Uno de los técnicos echó el aliento en el parabrisas y consiguió limpiar una pequeña porción de cristal. Enfocó el haz de una potente linterna hacia el interior. Se dirigió a la ventanilla posterior que faltaba para poder escrutar el asiento trasero. Mordiéndose la uña del pulgar, Daisy se dio media vuelta. El técnico hizo una seña al inspector para que se aproximase y echara un vistazo dentro. Mientras el segundo técnico sacaba fotografías, Nichols se acercó a Daisy y la apartó del resto de nosotros. Muy serio, habló con ella durante un rato. Supe que no eran buenas noticias. La vi asentir, pero apenas hizo comentario alguno, y su expresión permaneció inescrutable. Nichols se cercioró de que ella se encontraba bien antes de volver junto a la grúa. A una señal suya, cargaron el coche en la plataforma y lo sujetaron firmemente con una gruesa cadena.

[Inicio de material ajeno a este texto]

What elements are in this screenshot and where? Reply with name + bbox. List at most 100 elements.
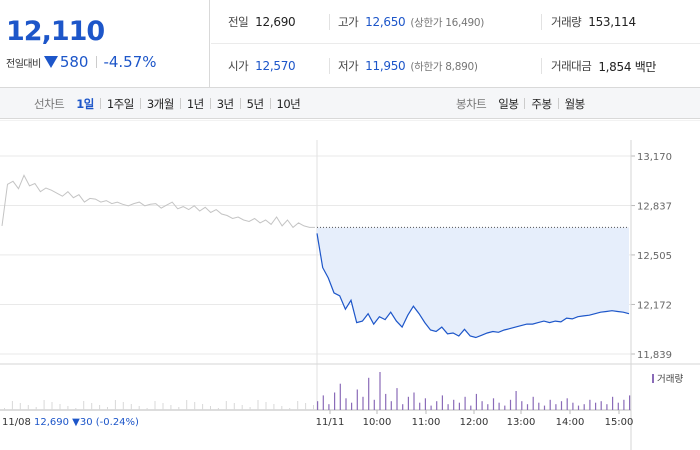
- price-chart[interactable]: 13,170 12,837 12,505 12,172 11,839 거래량 11/11…: [0, 120, 700, 450]
- chart-period-tabs: 선차트 1일 1주일 3개월 1년 3년 5년 10년 봉차트 일봉 주봉 월봉: [0, 88, 700, 119]
- y-tick-label: 12,505: [637, 251, 672, 262]
- volume-bar: [413, 392, 415, 410]
- prev-volume-bar: [107, 407, 108, 410]
- volume-bar: [453, 399, 455, 410]
- volume-legend-label: 거래량: [657, 373, 683, 385]
- prev-day-info: 11/08 12,690 ▼30 (-0.24%): [2, 417, 139, 428]
- volume-bar: [345, 398, 347, 410]
- divider: [239, 98, 241, 109]
- volume-bar: [334, 392, 336, 410]
- volume-bar: [521, 401, 523, 410]
- tab-daily-candle[interactable]: 일봉: [498, 96, 519, 111]
- volume-bar: [577, 405, 580, 410]
- y-tick-label: 11,839: [637, 350, 672, 361]
- divider: [139, 98, 141, 109]
- stat-value: 153,114: [588, 15, 636, 29]
- below-prev-close-fill: [317, 227, 629, 338]
- y-tick-label: 13,170: [637, 152, 672, 163]
- prev-volume-bar: [162, 403, 164, 410]
- volume-bar: [583, 404, 585, 410]
- candle-chart-tabs: 봉차트 일봉 주봉 월봉: [456, 88, 585, 119]
- volume-bar: [555, 404, 557, 410]
- volume-bar: [509, 399, 512, 410]
- volume-bar: [430, 405, 432, 410]
- prev-volume-bar: [122, 402, 124, 410]
- x-tick-label: 10:00: [363, 417, 392, 428]
- stock-summary: 12,110 전일대비 580 -4.57% 전일 12,690 고가 12,6…: [0, 0, 700, 88]
- volume-bar: [532, 396, 534, 410]
- prev-volume-bar: [217, 408, 219, 410]
- prev-volume-bar: [83, 401, 85, 410]
- volume-bar: [606, 404, 608, 410]
- prev-volume-bar: [114, 400, 116, 410]
- divider: [209, 98, 211, 109]
- stats-table: 전일 12,690 고가 12,650 (상한가 16,490) 거래량 153…: [211, 0, 700, 88]
- volume-bar: [560, 401, 563, 410]
- prev-day-date: 11/08: [2, 417, 34, 428]
- stat-upper-limit: (상한가 16,490): [410, 16, 485, 29]
- volume-bar: [424, 398, 426, 410]
- prev-volume-bar: [273, 404, 275, 410]
- prev-volume-bar: [99, 405, 101, 410]
- stat-value: 11,950: [365, 59, 406, 73]
- tab-3years[interactable]: 3년: [216, 96, 234, 111]
- prev-volume-bar: [249, 407, 251, 410]
- prev-volume-bar: [194, 402, 196, 410]
- prev-volume-bar: [178, 407, 180, 410]
- stat-label: 시가: [228, 59, 249, 73]
- volume-bar: [385, 393, 387, 410]
- tab-weekly-candle[interactable]: 주봉: [531, 96, 552, 111]
- volume-bar: [572, 402, 574, 410]
- x-tick-label: 15:00: [605, 417, 634, 428]
- volume-legend-swatch: [652, 374, 654, 383]
- tab-1year[interactable]: 1년: [186, 96, 204, 111]
- stat-volume: 거래량 153,114: [541, 14, 636, 30]
- prev-volume-bar: [138, 406, 140, 410]
- prev-volume-bar: [210, 406, 211, 410]
- prev-volume-bar: [170, 405, 172, 410]
- volume-bar: [402, 404, 404, 410]
- x-tick-label: 12:00: [460, 417, 489, 428]
- volume-bar: [487, 404, 489, 410]
- prev-volume-bar: [257, 400, 259, 410]
- tab-10years[interactable]: 10년: [276, 96, 301, 111]
- prev-volume-bar: [35, 407, 37, 410]
- prev-volume-bar: [225, 401, 227, 410]
- prev-volume-bar: [4, 408, 5, 410]
- prev-volume-bar: [19, 403, 21, 410]
- stat-lower-limit: (하한가 8,890): [410, 60, 478, 73]
- stat-value: 12,650: [365, 15, 406, 29]
- prev-day-price-line: [1, 174, 315, 229]
- tab-monthly-candle[interactable]: 월봉: [564, 96, 586, 111]
- tab-5years[interactable]: 5년: [246, 96, 264, 111]
- tab-3months[interactable]: 3개월: [146, 96, 174, 111]
- price-chart-svg[interactable]: 13,170 12,837 12,505 12,172 11,839 거래량 11/11…: [0, 120, 700, 450]
- x-tick-label: 13:00: [507, 417, 536, 428]
- price-box: 12,110 전일대비 580 -4.57%: [0, 0, 210, 88]
- prev-volume-bar: [27, 405, 29, 410]
- stat-value: 1,854 백만: [598, 59, 657, 74]
- tab-1day[interactable]: 1일: [76, 96, 94, 111]
- volume-bar: [339, 383, 341, 410]
- stats-row: 시가 12,570 저가 11,950 (하한가 8,890) 거래대금 1,8…: [211, 44, 700, 88]
- tab-1week[interactable]: 1주일: [106, 96, 134, 111]
- prev-volume-bar: [43, 400, 45, 410]
- volume-bar: [566, 398, 568, 410]
- y-tick-label: 12,172: [637, 300, 672, 311]
- volume-bar: [498, 402, 500, 410]
- volume-bar: [595, 402, 597, 410]
- volume-bar: [407, 396, 409, 410]
- line-chart-title: 선차트: [34, 96, 65, 111]
- volume-bar: [368, 377, 370, 410]
- volume-bar: [589, 399, 591, 410]
- x-tick-label: 14:00: [556, 417, 585, 428]
- volume-bar: [623, 399, 625, 410]
- change-percent: -4.57%: [103, 53, 157, 71]
- divider: [269, 98, 271, 109]
- volume-bar: [617, 402, 619, 410]
- prev-volume-bar: [202, 404, 204, 410]
- volume-bar: [379, 372, 381, 410]
- today-price-line: [316, 233, 630, 339]
- change-line: 전일대비 580 -4.57%: [6, 53, 157, 71]
- prev-volume-bar: [51, 402, 53, 410]
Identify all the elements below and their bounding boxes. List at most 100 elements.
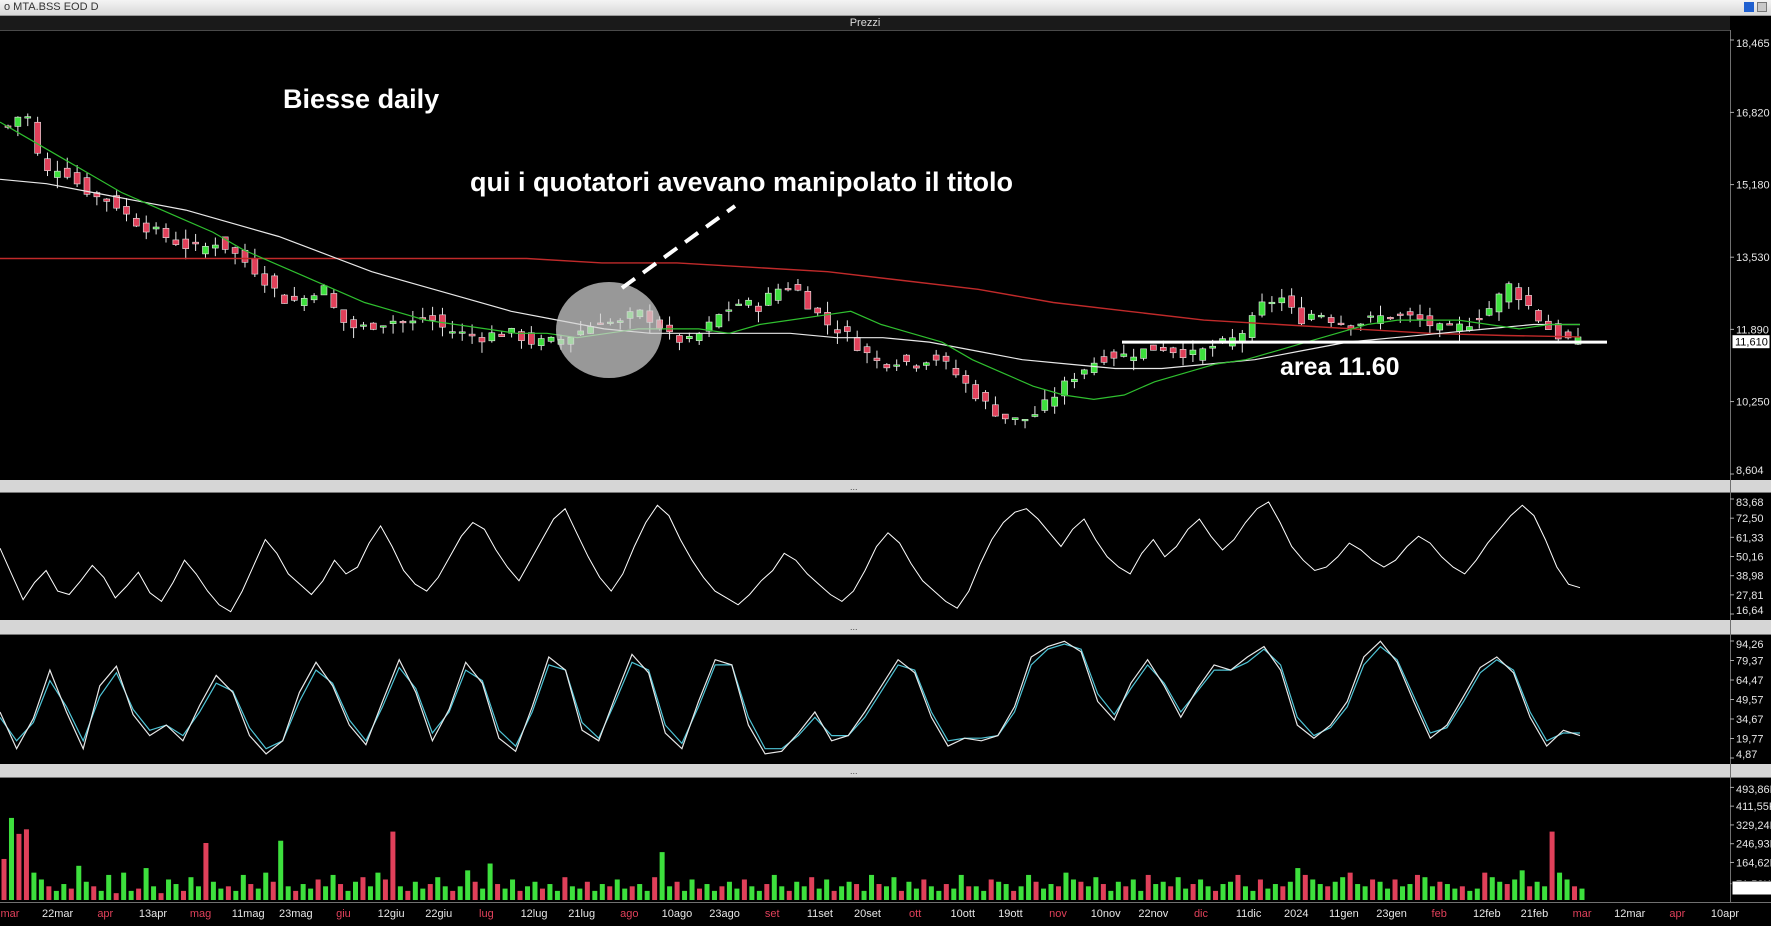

Daisy regresó. Había palidecido y tenía la mirada perdida de quien aún no le ha encontrado sentido al mundo.

—Lo que queda del perro está en el suelo. Han visto restos óseos en el asiento trasero. El cuerpo está envuelto en algún tipo de mortaja, aunque la mayor parte de la tela se ha podrido. Dice Nichols que no sabrán la causa de la muerte hasta que el forense la examine.

—Lo siento.

—Eso no es todo. Ha dicho que la tela de la mortaja parece de encaje, que está muy desintegrada y que probablemente sea una cortina, a juzgar por la hilera de aros de plástico rotos que se ven en el borde.